The problems of freemen had always been there as a daily reality in America. Being able to prove to deputies seeking runaway slaves on the Underground Railroad, even those who had been born in free families always were on the defensive. The Dred Scott decision made the situation even more complicated. The Emancipation Proclamation in 1862 opened up additional doors of confusion as slaves in the Confederate States that saw the Federal Armies moving forward fled to the Union lines seeking the freedom they had been promised. In many cases the Union generals were unsympathetic to the masses of escapees and fed them only by necessity and in at least one case abandoned a large group of pursuing Confederates. The term “contraband” was applied to the former slaves and they were “unpersons” legally, no longer slaves, but still not free.



The Reconstruction policies of the Johnson Administration had a harsh effect on former masters and slave alike. The Southern male population had suffered extreme casualties and those who had survived the war had serious medical problems from extreme dysentery to amputated limbs. The agricultural system had been wrecked by loss of draft animals, tools and property and crop damage. The industrial system was in ruins.
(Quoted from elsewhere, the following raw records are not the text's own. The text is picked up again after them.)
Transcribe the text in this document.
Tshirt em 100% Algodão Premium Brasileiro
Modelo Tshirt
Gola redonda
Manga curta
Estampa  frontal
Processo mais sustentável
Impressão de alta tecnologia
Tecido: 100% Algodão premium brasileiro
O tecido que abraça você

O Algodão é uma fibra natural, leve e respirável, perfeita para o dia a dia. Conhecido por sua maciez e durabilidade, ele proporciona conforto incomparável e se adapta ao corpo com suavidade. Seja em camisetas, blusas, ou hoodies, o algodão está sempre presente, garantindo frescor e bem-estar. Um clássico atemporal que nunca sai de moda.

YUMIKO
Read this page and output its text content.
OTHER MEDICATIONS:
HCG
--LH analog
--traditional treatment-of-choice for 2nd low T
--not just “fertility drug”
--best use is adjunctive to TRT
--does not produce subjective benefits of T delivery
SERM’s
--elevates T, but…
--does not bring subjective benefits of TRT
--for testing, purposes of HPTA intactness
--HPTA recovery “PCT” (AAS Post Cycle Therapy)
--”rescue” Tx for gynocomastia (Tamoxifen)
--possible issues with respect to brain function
The plantations were now without field workers to do the planting work and bands of homeless former slaves roamed the countryside seeking the previously accepted shelter and food. The new freemen and women had been cast into a world of providing for themselves which they had little grasp of and were vulnerable to more dangers than before. Many former slaves returned to the plantations and began to work for a wage or food and shelter. The voting franchise was guaranteed by legislation and the Freedmen's Bureau. The Bureau became a tool of vengeance from the Johnson Administration, wreaking retribution from the assassination of a more compassionate Lincoln. The Bureau in many ways re-set the balance of the South and created an attitude of resentment in the white population that gave strength to the Ku Klux Klan, founded by former Cavalry General Nathan Bedford Forest.
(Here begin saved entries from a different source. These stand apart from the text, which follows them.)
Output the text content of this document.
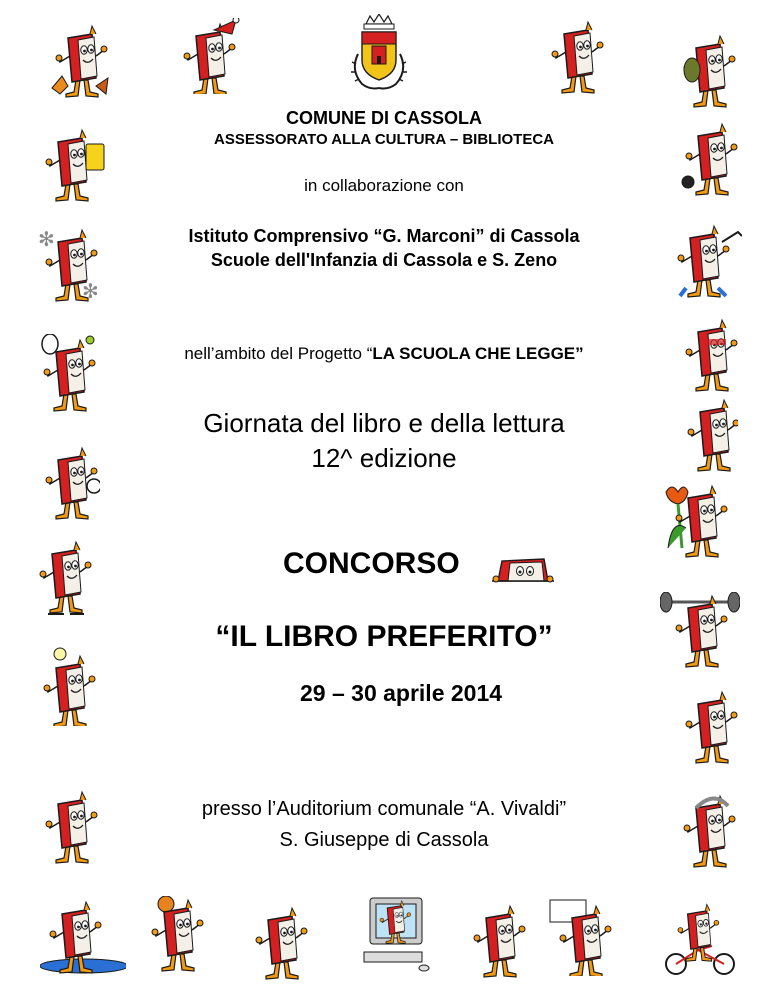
COMUNE DI CASSOLA
ASSESSORATO ALLA CULTURA – BIBLIOTECA
in collaborazione con
Istituto Comprensivo “G. Marconi” di Cassola
Scuole dell'Infanzia di Cassola e S. Zeno
nell’ambito del Progetto “LA SCUOLA CHE LEGGE”
Giornata del libro e della lettura
12^ edizione
CONCORSO
“IL LIBRO PREFERITO”
29 – 30 aprile 2014
presso l’Auditorium comunale “A. Vivaldi”
S. Giuseppe di Cassola
✻
✻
The former slaves had no literacy, education, experience or living skills outside their former servitude. They were easily manipulated by speculative “carpetbaggers” who saw only personal profit from the opportunities in the Reconstructed South. Many former slaves were elected to legislatures and were controlled by profit makers and manipulators. The antagonism towards former masters rose and what Lincoln has hoped would be an easier reconciliation and re-unification became a crisis that has endured in racism and poverty even today.